The teen pregnancy figure probably results from the totally useless abstinence bunk that religious organisations preach. Sexually transmitted diseases are spread through religions discouraging use of condoms. Abortion is surprising until you remember that the high rate of teen pregnancies among religious folk also goes along with extreme social shame at that event. The high divorce rate among fundamentalists is well known and obviously grows out of their intolerance and extreme views. Perhaps homicide and violence are also due to intolerance.
Now, remember that this is about people in bulk. It says little about any individual.

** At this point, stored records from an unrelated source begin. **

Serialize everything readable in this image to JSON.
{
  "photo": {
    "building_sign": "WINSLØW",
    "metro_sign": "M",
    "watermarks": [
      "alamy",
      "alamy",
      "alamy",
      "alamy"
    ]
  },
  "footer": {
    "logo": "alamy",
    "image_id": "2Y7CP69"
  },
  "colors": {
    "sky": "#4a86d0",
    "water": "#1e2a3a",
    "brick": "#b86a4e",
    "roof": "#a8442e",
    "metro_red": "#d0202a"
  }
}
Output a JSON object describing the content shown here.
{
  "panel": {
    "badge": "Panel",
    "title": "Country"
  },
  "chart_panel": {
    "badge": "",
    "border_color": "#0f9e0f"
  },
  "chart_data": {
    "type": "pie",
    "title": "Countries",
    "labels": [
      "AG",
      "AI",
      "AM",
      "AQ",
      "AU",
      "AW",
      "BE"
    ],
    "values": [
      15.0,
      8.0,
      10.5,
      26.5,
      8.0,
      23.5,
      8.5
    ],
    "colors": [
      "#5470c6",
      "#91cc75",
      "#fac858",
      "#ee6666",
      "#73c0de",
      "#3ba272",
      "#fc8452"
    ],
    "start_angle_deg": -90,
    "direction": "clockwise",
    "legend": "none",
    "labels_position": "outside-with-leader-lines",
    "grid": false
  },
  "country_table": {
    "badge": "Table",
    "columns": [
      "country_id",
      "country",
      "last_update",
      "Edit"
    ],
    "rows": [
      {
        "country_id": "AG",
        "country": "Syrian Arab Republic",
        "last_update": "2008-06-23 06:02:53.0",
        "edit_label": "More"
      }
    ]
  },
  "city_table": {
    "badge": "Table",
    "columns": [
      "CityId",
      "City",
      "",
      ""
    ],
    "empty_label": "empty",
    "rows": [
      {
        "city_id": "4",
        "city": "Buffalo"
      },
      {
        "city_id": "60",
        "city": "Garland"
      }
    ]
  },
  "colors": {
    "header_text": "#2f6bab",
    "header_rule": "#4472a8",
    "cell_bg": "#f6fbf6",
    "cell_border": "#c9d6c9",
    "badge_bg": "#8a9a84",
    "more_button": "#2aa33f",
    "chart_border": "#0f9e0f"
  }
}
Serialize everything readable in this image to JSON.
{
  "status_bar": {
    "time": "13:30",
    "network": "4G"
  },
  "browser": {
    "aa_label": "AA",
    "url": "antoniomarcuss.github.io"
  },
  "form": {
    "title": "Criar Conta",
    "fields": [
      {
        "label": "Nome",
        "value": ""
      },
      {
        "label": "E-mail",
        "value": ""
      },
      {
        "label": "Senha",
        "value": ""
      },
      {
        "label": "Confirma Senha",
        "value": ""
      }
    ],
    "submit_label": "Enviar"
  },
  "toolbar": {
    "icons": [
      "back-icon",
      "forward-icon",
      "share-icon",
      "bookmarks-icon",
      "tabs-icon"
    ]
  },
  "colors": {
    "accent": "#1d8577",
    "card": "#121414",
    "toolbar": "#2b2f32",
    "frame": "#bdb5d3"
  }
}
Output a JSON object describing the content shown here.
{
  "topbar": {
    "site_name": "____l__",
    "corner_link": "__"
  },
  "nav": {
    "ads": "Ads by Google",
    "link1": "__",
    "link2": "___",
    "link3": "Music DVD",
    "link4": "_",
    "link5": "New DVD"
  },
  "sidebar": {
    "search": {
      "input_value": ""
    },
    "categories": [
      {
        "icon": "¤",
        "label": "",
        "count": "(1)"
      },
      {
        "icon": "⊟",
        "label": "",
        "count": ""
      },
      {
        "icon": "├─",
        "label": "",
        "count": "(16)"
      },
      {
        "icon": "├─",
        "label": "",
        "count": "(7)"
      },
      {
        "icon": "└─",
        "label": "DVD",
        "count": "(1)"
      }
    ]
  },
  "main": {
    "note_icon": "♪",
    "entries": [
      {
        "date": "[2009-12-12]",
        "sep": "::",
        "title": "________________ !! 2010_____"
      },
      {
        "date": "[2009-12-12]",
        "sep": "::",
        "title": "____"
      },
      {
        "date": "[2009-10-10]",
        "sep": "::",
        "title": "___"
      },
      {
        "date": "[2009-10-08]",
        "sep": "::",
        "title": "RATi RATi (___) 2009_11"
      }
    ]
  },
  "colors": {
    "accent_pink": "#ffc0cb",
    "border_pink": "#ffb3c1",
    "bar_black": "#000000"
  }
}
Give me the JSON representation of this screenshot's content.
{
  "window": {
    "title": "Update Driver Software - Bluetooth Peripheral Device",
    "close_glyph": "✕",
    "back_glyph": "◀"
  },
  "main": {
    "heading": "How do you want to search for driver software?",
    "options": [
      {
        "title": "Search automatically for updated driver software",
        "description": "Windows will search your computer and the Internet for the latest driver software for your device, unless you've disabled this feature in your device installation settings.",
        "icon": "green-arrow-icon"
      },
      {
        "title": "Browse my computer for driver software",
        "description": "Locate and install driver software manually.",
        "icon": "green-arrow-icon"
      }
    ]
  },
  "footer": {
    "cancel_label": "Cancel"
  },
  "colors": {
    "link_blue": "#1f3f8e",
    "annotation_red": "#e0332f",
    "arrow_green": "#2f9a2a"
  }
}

I know plenty of good and compassionate religious people, just as I know plenty of good and compassionate atheists and agnostics. But statistically it is clear that the stronger the religion, the more social ills accompany it.
My own feeling is that religion is the root cause of these and many other problems. Any belief structure that requires one to suspend skepticism in the ways religion does is dangerous, and we shouldn't be surprised when it is associated with social ills. If it was simply about people's interpretation of religion rather than the religion itself then you would expect to find little difference between religious and non-religious people.
Clearly we don't need religion in order to understand that being good to people is the right and sensible thing to do, or that honesty is the generator of trust, or to give us a sense awe at the world around us. And we certainly don't need it to implore us to mass murder cities full of people who follow a different god (Deuteronomy 13:12-16), or to contradict the fossil record, or to tell us gay people are bad. The bible is full of thoroughly wrong and immoral pronouncements, as is the koran, and I suspect, most other religious works. How can you feel that religion itself is not the culprit here?
I hope you don't feel I'm attacking you through your religion. I'm not. You are one of those admirable people who I see as good in spite of their spiritual leanings. :)
no subject
Date: 2007-06-04 06:02 am (UTC)I think it's dangerous to suspend skepticism too! I've always looked upon the enforcement of fundamentalist or dogmatic belief as dangerous and even a little bit sad, in a way. Religion in general doesn't however directly imply that one needs to suspend skeptical views -- in fact to have a healthy sense of spirituality/religion one needs to question things all the time. One would expect if God gave her creation brains, she'd expect they be used!
I also don't think that religion is the sole source of morality either. Religion I think serves best to provide a prototype or framework which to work with, but it becomes dangerous to apply ancient morality to the present (there's a reason why people don't obey the pedantry in Leviticus, for example).
no subject
Date: 2007-06-04 07:40 am (UTC)I agree with everything you said.
... except the bit about religion providing a framework. If that was so how is it that so many atheists and agnostics manage to be good and moral people? In the light of that, what possible use could religion perform?